No se puede entender este “estar con Jesús” como una actitud numantina, cerrada
y a la defensiva, excluyente y agresiva con toda forma de diversidad. Al
contrario, desde la experiencia del encuentro con Jesús y la confesión de él como
el Cristo, el creyente sale de sí hacia el mundo con un corazón nuevo y una
mirada transfigurada para ver las semillas del Verbo presentes en la creación,
para, como nos exhorta San Pablo, tener en cuenta “todo cuanto hay de verdadero, de
noble, de justo, de puro, de amable, de honorable, todo cuanto es virtud y cosa digna de elogio” (Flp
4, 8), no para condenar al mundo, sino para que el mundo se salve por Él (Jn 3,
17), para buscar y rescatar lo que estaba perdido (cf. Lc 19, 10). Así pues, la
confesión del nombre de Jesús como el Mesías y el Salvador del mundo en el
altar de la Cruz produce un anuncio que no es una conquista, una campaña para
hacer prosélitos para el propio partido, esto es, para la propia parcialidad,
sino una proclamación de que el bien y la verdad y la belleza, y todo lo que de
positivo hay en el mundo, tienen una raíz (un Creador) y también una meta (un
Salvador) que ha venido a visitarnos y con el que podemos encontrarnos. Es un
anuncio que no violenta ni impone su verdad, sino que la propone desde el
respeto a la libertad de cada uno y desde el reconocimiento de la bondad presente
en cada ser humano, en cada pueblo y cultura. Sólo desde esa positividad se
pueden y deben denunciar las formas de maldad presentes también en el mundo, y
que impiden una plenitud, que ahora es posible precisamente porque la fuente
del bien y la verdad se ha encarnado y hecho cercano en Jesucristo. Este
espíritu de apertura y diálogo, que no impone sino que propone, ve en los otros
no sólo “destinatarios” de la misión, sino sobre todo “interlocutores” con los que
Dios, por medio de Jesús y de sus discípulos, quiere iniciar un diálogo. Porque
sólo de forma dialogal puede entenderse la revelación de un Dios que se nos ha
manifestado como Palabra que interpela nuestra libertad y nos llama a una
respuesta libre. El verdadero espíritu cristiano acepta y afirma que el bien no
es patrimonio exclusivo de nadie. Ni tan siquiera Jesús lo pretende, a tenor de
su corrección a Juan. Jesús no deja que sus discípulos hagan de él, el Maestro
bueno, una propiedad privada. Pero no siendo patrimonio exclusivo de nadie, no
por eso deja de tener una fuente y una raíz: un Dios (el único bueno), fuente
de todo bien y Padre suyo.
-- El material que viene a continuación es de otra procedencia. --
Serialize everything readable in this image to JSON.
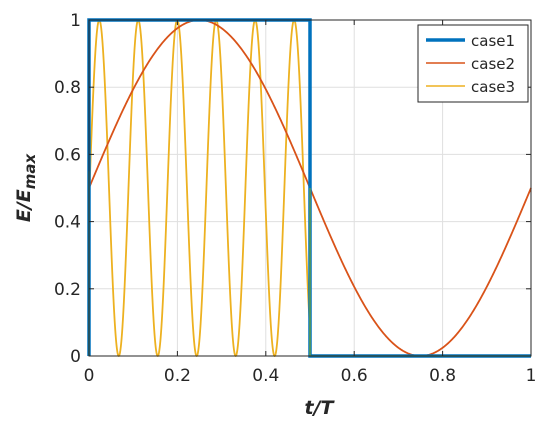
{
  "chart_data": {
    "type": "line",
    "xlabel": "t/T",
    "ylabel": "E/E",
    "ylabel_sub": "max",
    "xlim": [
      0,
      1
    ],
    "ylim": [
      0,
      1
    ],
    "x_ticks": [
      "0",
      "0.2",
      "0.4",
      "0.6",
      "0.8",
      "1"
    ],
    "y_ticks": [
      "0",
      "0.2",
      "0.4",
      "0.6",
      "0.8",
      "1"
    ],
    "grid": true,
    "legend_position": "top-right",
    "series": [
      {
        "name": "case1",
        "color": "#0072bd",
        "shape": "square pulse",
        "x": [
          0,
          0,
          0.5,
          0.5,
          1
        ],
        "y": [
          0,
          1,
          1,
          0,
          0
        ]
      },
      {
        "name": "case2",
        "color": "#d95319",
        "shape": "sin^2(pi*(t+0.25))",
        "period": 1,
        "x_range": [
          0,
          1
        ],
        "y_at_x": {
          "0": 0.5,
          "0.25": 1,
          "0.5": 0.5,
          "0.75": 0,
          "1": 0.5
        }
      },
      {
        "name": "case3",
        "color": "#edb120",
        "shape": "sin^2 oscillation on [0, 0.5], zero after",
        "peaks_x": [
          0.0245,
          0.1109,
          0.2,
          0.2863,
          0.3745
        ],
        "minima_x": [
          0.0673,
          0.1546,
          0.2432,
          0.3318,
          0.42
        ],
        "cutoff_x": 0.5
      }
    ]
  }
}
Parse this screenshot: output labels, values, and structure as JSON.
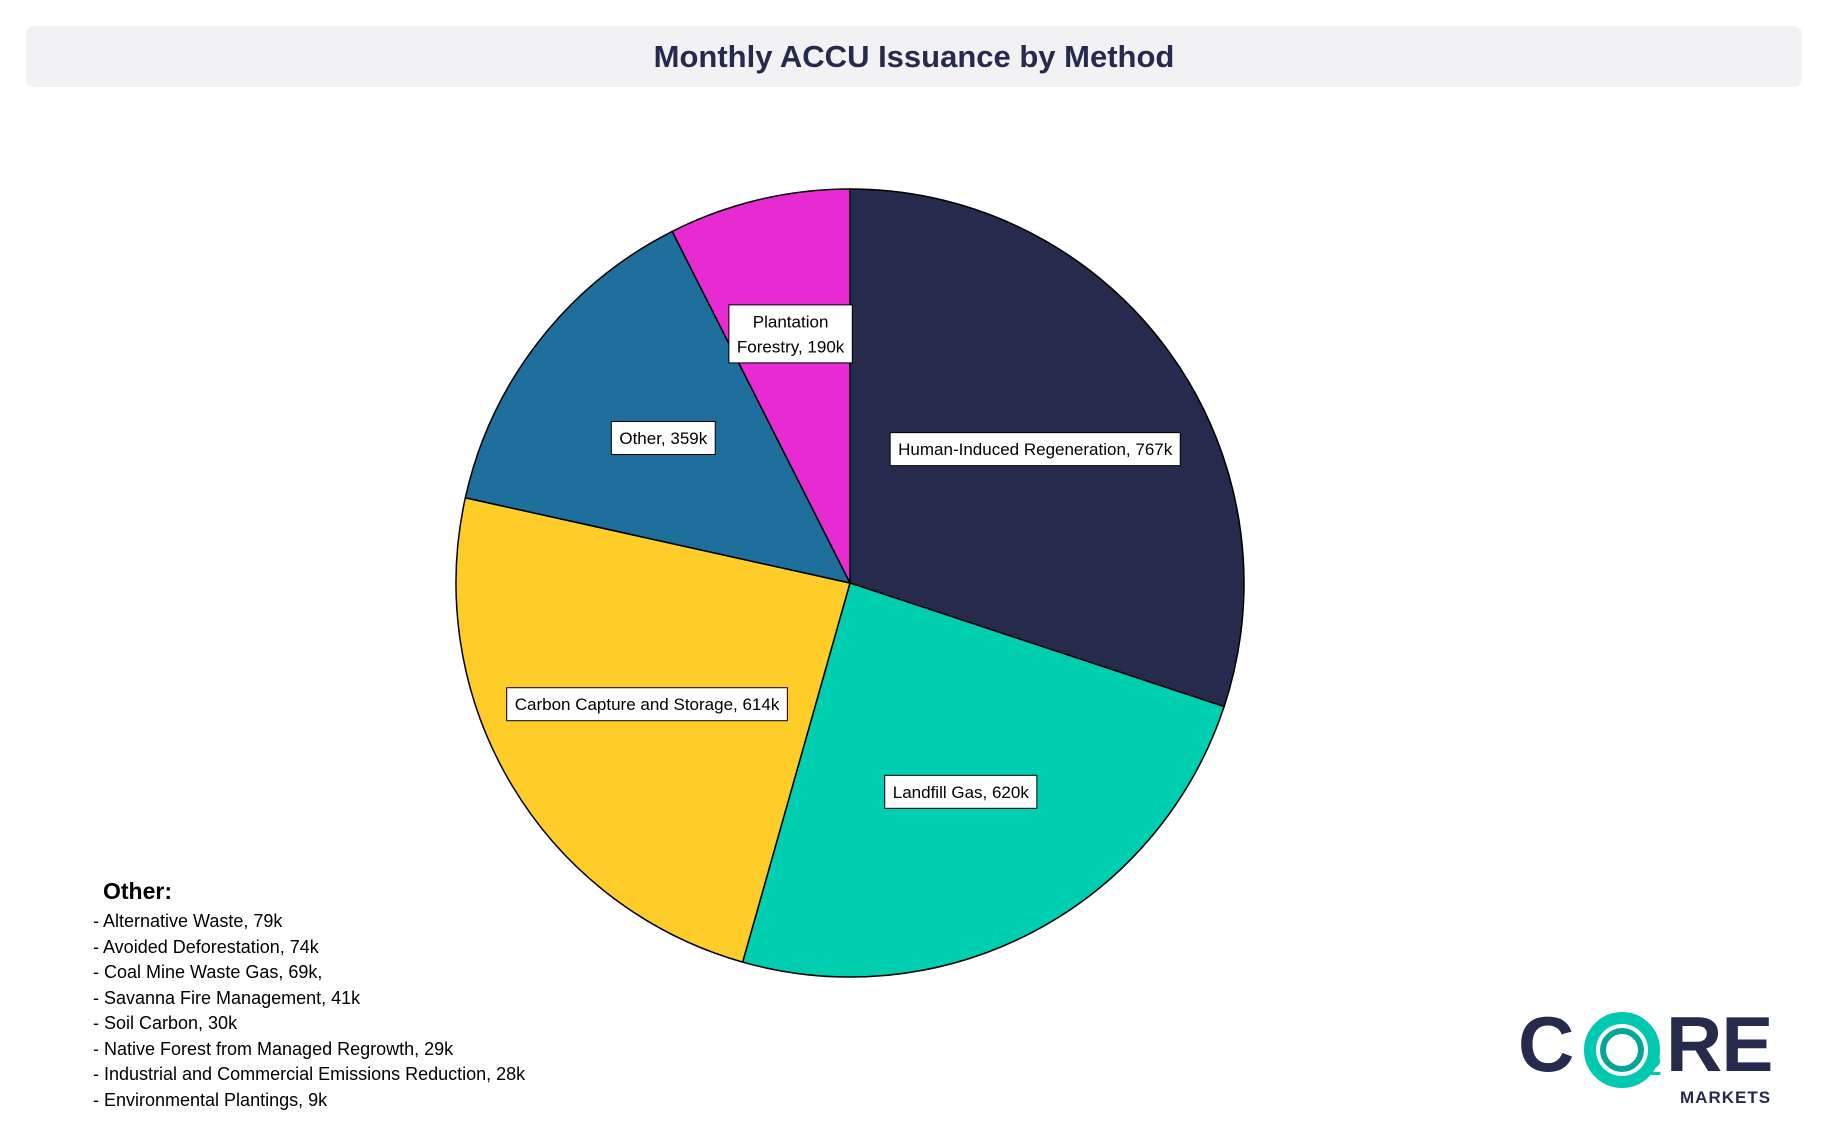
{
  "chart_data": {
    "type": "pie",
    "title": "Monthly ACCU Issuance by Method",
    "start_angle_deg": 0,
    "direction": "clockwise",
    "slices": [
      {
        "name": "Human-Induced Regeneration",
        "value": 767,
        "label": "Human-Induced Regeneration, 767k",
        "color": "#262a4d"
      },
      {
        "name": "Landfill Gas",
        "value": 620,
        "label": "Landfill Gas, 620k",
        "color": "#00ceb1"
      },
      {
        "name": "Carbon Capture and Storage",
        "value": 614,
        "label": "Carbon Capture and Storage, 614k",
        "color": "#fecd2a"
      },
      {
        "name": "Other",
        "value": 359,
        "label": "Other, 359k",
        "color": "#1e6f9b"
      },
      {
        "name": "Plantation Forestry",
        "value": 190,
        "label": "Plantation Forestry, 190k",
        "label_lines": [
          "Plantation",
          "Forestry, 190k"
        ],
        "color": "#e62bd3"
      }
    ],
    "units": "k"
  },
  "other_breakdown": {
    "heading": "Other:",
    "items": [
      "- Alternative Waste, 79k",
      "- Avoided Deforestation, 74k",
      "- Coal Mine Waste Gas, 69k,",
      "- Savanna Fire Management, 41k",
      "- Soil Carbon, 30k",
      "- Native Forest from Managed Regrowth, 29k",
      "- Industrial and Commercial Emissions Reduction, 28k",
      "- Environmental Plantings, 9k"
    ]
  },
  "logo": {
    "letter_c": "C",
    "letters_re": "RE",
    "subscript": "2",
    "sub_text": "MARKETS",
    "primary_color": "#262a4d",
    "accent_color": "#00c9b1"
  }
}
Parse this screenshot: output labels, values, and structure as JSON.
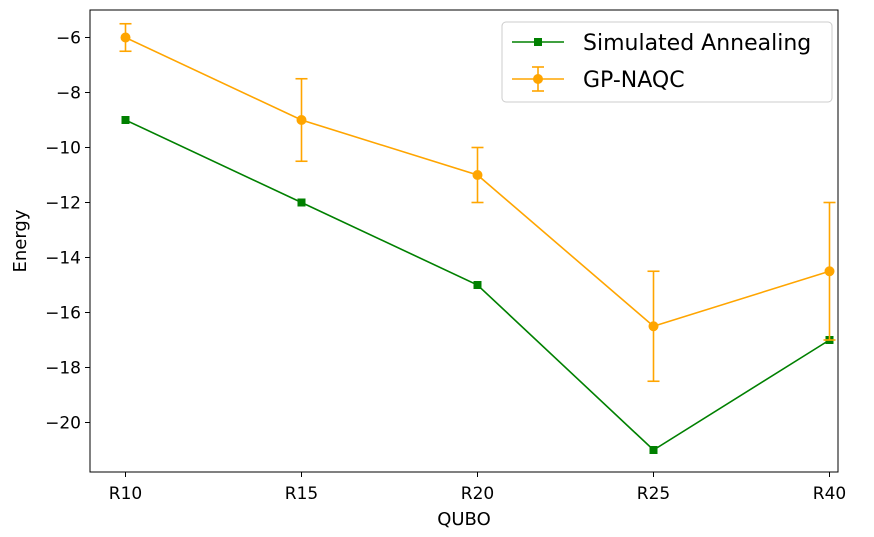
{
  "chart_data": {
    "type": "line",
    "title": "",
    "xlabel": "QUBO",
    "ylabel": "Energy",
    "categories": [
      "R10",
      "R15",
      "R20",
      "R25",
      "R40"
    ],
    "ylim": [
      -21.8,
      -5.0
    ],
    "yticks": [
      -20,
      -18,
      -16,
      -14,
      -12,
      -10,
      -8,
      -6
    ],
    "grid": false,
    "legend_placement": "top-right",
    "series": [
      {
        "name": "Simulated Annealing",
        "color": "#008000",
        "marker": "square",
        "values": [
          -9,
          -12,
          -15,
          -21,
          -17
        ]
      },
      {
        "name": "GP-NAQC",
        "color": "#FFA500",
        "marker": "circle",
        "values": [
          -6,
          -9,
          -11,
          -16.5,
          -14.5
        ],
        "error_low": [
          -6.5,
          -10.5,
          -12,
          -18.5,
          -17
        ],
        "error_high": [
          -5.5,
          -7.5,
          -10,
          -14.5,
          -12
        ]
      }
    ]
  }
}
Los cristianos tenemos que hacer nuestra la apertura
universal (católica) de Jesús, renunciando a poseerlo, pero siendo radicales en
la pertenencia a su persona, tratando de vivir como él vivió. Esta pertenencia
radical a Jesucristo, que se abre sin límites al bien presente por doquier, es
lo que nos hace entender la aparente intransigencia con toda forma de mal que
el mismo Jesús nos propone en la segunda parte del evangelio de hoy. El
contraste puede sorprendernos, pero no debe hacerlo, pues la pertenencia
radical a Cristo nos debe llevar a romper con toda forma de mal, aunque ello
nos parezca a veces, desde la lógica de este mundo, una pérdida dolorosa. Así
es como deben entenderse las llamadas a perder un ojo, una mano o un pie.
Porque la confesión de Jesús como el Cristo es la experiencia positiva del Bien
que nos viene al encuentro con rostro humano y que quiere alcanzar a todos
(apertura dialogal y universal), precisamente por eso hay que ser intransigente
con el mal, que es un espíritu de cerrazón y de exclusión. El que está
dispuesto a dar la vida por el Bien y la Justicia, por la fe en Jesucristo y en
Dios Padre, ese tiene que renunciar (a veces con dolor) a falsas promesas de
vida y felicidad que se alcanzan a costa del bien de los demás (el escándalo de
los pequeños y la explotación de los pobres que denuncia Santiago), y, en
realidad, a costa del propio y verdadero bien: el Reino de Dios en el que
merece la pena entrar tuerto o manco o cojo.